Photo by George Fiske, Jr.
21. Where does the tree swallow make its nest? How does its nest differ from that of the barn, eave, or bank swallow? When does it begin to build?
22. How can we encourage the tree swallow to build near our houses? Why is the tree swallow a much more desirable bird to have in bird houses than the English sparrow?
23. Describe the peculiar migrating habits of the tree swallow. How can you tell this species from the barn, the eave and the bank swallows?
24. Compare the purple martin with the swallows and describe how it differs in size and color.
25. Where did the martins build their nests before America was civilized? Where do they like to nest now? How do the purple martins benefit us and how can we induce them to come to us?
26. Where do the chimney swifts build their nests? Of what materials is the nest made? What is its shape and how is it supported? Where does the chimney swift get its glue for nest building?
27. Describe how the chimney swifts enter their nesting place at night. Where and how do they perch? Describe the shape of the swift's tail and its use to the bird when roosting.

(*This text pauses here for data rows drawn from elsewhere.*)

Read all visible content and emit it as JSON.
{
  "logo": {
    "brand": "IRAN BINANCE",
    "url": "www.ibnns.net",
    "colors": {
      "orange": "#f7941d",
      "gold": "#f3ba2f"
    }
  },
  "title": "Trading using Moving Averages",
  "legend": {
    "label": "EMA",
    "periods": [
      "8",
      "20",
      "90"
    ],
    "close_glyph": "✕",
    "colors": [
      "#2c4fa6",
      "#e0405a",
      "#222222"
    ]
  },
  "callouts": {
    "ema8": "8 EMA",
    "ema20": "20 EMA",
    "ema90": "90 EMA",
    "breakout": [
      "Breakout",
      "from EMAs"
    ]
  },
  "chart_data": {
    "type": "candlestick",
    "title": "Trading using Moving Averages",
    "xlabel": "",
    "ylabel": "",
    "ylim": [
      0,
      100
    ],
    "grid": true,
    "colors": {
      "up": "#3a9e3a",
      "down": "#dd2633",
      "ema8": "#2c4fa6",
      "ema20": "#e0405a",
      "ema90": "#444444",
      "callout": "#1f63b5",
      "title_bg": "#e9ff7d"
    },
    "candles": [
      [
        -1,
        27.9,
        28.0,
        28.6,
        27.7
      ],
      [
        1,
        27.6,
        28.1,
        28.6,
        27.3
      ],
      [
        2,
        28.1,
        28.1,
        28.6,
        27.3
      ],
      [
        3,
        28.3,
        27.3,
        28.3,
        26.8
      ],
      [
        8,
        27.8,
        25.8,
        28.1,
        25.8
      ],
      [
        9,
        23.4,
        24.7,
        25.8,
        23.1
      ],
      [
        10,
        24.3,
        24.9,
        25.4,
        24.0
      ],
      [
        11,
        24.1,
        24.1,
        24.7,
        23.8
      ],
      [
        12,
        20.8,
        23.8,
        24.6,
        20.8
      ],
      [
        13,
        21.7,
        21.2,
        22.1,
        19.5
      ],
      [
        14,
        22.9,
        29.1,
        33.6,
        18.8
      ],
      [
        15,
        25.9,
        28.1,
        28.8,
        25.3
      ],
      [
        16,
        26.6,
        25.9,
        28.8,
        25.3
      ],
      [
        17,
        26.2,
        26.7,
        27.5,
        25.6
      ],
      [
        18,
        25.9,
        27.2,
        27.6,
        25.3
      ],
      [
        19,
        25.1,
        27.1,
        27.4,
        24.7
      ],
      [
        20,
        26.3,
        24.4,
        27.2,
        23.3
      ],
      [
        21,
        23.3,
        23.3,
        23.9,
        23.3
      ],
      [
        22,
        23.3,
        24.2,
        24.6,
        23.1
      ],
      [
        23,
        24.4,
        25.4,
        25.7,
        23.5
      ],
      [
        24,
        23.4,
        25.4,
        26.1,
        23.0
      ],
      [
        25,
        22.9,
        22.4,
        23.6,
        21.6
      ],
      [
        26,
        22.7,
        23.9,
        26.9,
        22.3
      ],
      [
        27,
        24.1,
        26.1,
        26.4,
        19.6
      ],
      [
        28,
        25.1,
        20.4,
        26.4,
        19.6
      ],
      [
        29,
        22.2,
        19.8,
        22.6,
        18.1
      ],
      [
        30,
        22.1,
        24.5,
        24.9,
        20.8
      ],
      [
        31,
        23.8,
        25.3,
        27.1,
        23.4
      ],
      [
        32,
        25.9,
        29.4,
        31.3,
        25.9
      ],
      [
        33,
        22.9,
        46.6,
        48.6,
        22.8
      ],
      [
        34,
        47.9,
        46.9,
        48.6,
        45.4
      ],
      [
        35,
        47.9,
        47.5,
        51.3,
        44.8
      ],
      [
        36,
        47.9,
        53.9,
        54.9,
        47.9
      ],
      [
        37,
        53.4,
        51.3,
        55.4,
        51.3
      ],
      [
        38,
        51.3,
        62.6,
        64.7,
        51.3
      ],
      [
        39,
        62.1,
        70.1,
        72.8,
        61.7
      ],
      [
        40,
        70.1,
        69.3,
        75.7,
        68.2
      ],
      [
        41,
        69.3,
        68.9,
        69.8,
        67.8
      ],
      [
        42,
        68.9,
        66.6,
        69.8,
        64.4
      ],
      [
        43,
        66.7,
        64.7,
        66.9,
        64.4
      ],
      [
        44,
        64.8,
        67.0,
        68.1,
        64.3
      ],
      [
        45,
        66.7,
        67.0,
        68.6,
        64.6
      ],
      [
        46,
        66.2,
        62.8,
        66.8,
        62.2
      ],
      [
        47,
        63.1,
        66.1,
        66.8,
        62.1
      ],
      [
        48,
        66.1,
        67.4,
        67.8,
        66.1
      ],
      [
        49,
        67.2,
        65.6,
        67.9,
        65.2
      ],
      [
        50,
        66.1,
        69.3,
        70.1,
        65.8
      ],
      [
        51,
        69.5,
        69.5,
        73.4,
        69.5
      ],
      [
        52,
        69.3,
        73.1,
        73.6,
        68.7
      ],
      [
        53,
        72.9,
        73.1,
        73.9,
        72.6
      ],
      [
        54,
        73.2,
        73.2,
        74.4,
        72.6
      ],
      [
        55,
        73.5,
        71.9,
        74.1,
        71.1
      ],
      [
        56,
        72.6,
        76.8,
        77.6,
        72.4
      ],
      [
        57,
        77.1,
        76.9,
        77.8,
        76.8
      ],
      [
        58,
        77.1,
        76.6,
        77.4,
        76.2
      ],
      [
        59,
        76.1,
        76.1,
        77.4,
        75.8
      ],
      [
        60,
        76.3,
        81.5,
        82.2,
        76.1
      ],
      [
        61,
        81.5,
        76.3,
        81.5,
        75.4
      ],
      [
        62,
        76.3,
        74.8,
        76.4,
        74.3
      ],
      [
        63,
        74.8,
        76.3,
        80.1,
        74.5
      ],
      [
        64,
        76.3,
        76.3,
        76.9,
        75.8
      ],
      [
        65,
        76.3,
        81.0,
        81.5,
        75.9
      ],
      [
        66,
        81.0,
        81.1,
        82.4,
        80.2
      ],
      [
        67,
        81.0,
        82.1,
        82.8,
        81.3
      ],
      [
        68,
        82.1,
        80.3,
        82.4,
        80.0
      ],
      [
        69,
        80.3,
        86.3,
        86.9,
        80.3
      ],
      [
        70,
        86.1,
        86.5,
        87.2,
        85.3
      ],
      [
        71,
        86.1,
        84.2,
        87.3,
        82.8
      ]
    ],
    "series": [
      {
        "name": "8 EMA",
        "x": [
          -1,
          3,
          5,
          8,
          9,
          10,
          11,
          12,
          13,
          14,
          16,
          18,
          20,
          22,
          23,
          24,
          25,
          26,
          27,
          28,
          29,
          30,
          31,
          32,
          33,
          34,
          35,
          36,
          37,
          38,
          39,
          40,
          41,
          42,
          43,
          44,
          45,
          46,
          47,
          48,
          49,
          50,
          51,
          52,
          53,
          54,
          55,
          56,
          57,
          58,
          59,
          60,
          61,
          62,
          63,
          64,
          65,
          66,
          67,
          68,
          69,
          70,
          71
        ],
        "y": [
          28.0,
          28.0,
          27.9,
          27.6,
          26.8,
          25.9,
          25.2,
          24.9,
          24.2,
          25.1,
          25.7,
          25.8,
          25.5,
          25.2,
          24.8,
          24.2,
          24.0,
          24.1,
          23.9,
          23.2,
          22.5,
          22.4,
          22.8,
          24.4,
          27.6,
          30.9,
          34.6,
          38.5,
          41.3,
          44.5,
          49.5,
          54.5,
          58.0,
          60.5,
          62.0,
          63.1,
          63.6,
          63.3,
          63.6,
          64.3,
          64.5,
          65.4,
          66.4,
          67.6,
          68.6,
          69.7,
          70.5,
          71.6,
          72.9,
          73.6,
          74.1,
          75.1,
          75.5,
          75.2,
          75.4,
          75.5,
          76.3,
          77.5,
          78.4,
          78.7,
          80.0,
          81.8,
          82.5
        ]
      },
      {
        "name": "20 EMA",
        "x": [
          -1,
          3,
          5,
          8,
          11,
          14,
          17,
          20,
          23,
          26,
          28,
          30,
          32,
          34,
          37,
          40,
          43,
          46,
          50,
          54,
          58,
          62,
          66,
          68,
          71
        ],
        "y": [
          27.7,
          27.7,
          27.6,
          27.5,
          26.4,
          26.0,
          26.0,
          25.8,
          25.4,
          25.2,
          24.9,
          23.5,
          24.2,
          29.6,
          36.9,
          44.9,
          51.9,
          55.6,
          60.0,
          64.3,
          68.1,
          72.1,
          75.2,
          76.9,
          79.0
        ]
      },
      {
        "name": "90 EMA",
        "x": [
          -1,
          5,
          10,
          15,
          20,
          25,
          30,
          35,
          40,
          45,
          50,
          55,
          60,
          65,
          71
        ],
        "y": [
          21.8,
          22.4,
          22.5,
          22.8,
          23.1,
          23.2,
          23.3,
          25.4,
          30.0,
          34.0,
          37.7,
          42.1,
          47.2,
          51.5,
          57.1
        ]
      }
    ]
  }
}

28. On what does the chimney swift feed and how does it procure this food? Describe how its beak is especially fitted for this?
29. How can you distinguish the chimney swift from the swallows? In what respect does the chimney swift resemble the swallows? In what respects does it differ from them?
Supplementary reading—"Chimney Swifts," Familiar Wild Animals, Lottridge; The Chimney Swifts, Washington Irving; Nestlings of Forest and Marsh, Wheelock, p. 191; "The Eave Swallow" and "The Purple Martin" in The Bird Book, Eckstorm; The Second Bird Book, Miller; True Bird Stories, Miller, p. 118; Our Birds and Their Nestlings, p. 155; A Watcher in the Woods, Sharp, p. 163.